Thursday, September 24, 2009
Amy Cilimburg kindly hosted a gathering of women at her Rattlesnake, Missoula home this evening, with a great crowd of 22 gals concerned about the environment, politics, and issues important to us all. Our Number-One Raptor board member Deborah Richie Oberbillig organized this group 7 or 8 years ago and they have held friendly meetings of the minds every several months since. In this photo we discuss ways to recycle aluminum and plastic bottles, and host Amy topped off the discussion with her recent battle of bringing climate change to the forefront with her role in Montana Audubon. Lively conversation, great energy, optimistic outlooks, and more than one bottle of wine! We all look forward to the next Earth Care Circle, and contact Deborah if you would like to be included:
The latest Raptor Round-Up Newsletter is in the mail and on the web site. I write three of these a year and since we started this blog page, it is easier to recount the activities of the last four months. As a matter of fact, I had to edit some longer stories to fit it all in! Heritage Printers in Missoula produced this one, and I got a tour of their business, including a few antique off-sets presses that still work; great fun for a printmaker like me. In this edition - Our visit to the World Center for Birds of Prey, Penguin Sculptures, DotCom, Montana Peregrine populations, Missoula Art Museum workshop, Riverside Osprey, Bald Eagle babies and more. In Color!
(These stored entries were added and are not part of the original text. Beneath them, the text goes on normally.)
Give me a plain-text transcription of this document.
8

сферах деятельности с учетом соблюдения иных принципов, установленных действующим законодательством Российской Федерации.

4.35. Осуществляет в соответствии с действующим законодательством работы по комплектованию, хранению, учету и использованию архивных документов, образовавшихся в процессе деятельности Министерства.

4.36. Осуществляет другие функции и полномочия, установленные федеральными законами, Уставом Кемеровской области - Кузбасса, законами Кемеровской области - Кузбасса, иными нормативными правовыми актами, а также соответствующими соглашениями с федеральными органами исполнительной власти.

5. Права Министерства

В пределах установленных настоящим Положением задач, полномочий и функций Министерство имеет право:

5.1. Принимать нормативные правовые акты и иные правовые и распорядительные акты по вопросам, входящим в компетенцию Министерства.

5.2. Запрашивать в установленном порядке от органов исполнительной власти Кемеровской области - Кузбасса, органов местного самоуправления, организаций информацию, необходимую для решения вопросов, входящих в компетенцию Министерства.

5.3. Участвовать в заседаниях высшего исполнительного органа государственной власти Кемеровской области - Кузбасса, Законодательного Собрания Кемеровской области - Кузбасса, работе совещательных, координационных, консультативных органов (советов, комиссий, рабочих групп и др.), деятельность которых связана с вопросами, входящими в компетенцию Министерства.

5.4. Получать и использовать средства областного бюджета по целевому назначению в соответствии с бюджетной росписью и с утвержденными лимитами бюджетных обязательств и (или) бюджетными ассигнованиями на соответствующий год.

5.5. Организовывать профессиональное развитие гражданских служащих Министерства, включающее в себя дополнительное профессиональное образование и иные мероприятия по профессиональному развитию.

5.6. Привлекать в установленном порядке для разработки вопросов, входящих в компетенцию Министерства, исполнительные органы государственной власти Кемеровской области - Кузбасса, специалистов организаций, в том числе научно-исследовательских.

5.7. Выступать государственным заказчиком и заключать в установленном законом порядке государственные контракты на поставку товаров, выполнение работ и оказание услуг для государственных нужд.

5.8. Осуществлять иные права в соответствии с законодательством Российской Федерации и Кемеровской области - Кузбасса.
Monday, September 21, 2009
A quick shot from the front yard minutes ago, as I noticed these Turkey Vultures all rising in a thermal. Then, as if on cue, they all headed south in a line, "streaming" like water in a stream bed. They will lose altitude then all find another thermal to get back high, and continue on this way through migration. These northern birds end up somewhere south, where the food of carcasses isn't frozen for 5 months a year.
Saturday, September 19, 2009
The Kootenai Creek fire across the valley was just a little column of smoke like a campfire at noon, and I had a great view while flying Sibley in the Sapphire Mountains. When I got home, we witnessed the biggest plume yet from this lightning-caused wildfire that started on July 12th. High winds really pushed this fire Saturday evening, and it may force some evacuations at Kootenai and Bass Creeks. We sure hope not, with cooler weather Sunday. This is a photo looking up the driveway west into the Bitterroots from above the welding studio (formally the garage.)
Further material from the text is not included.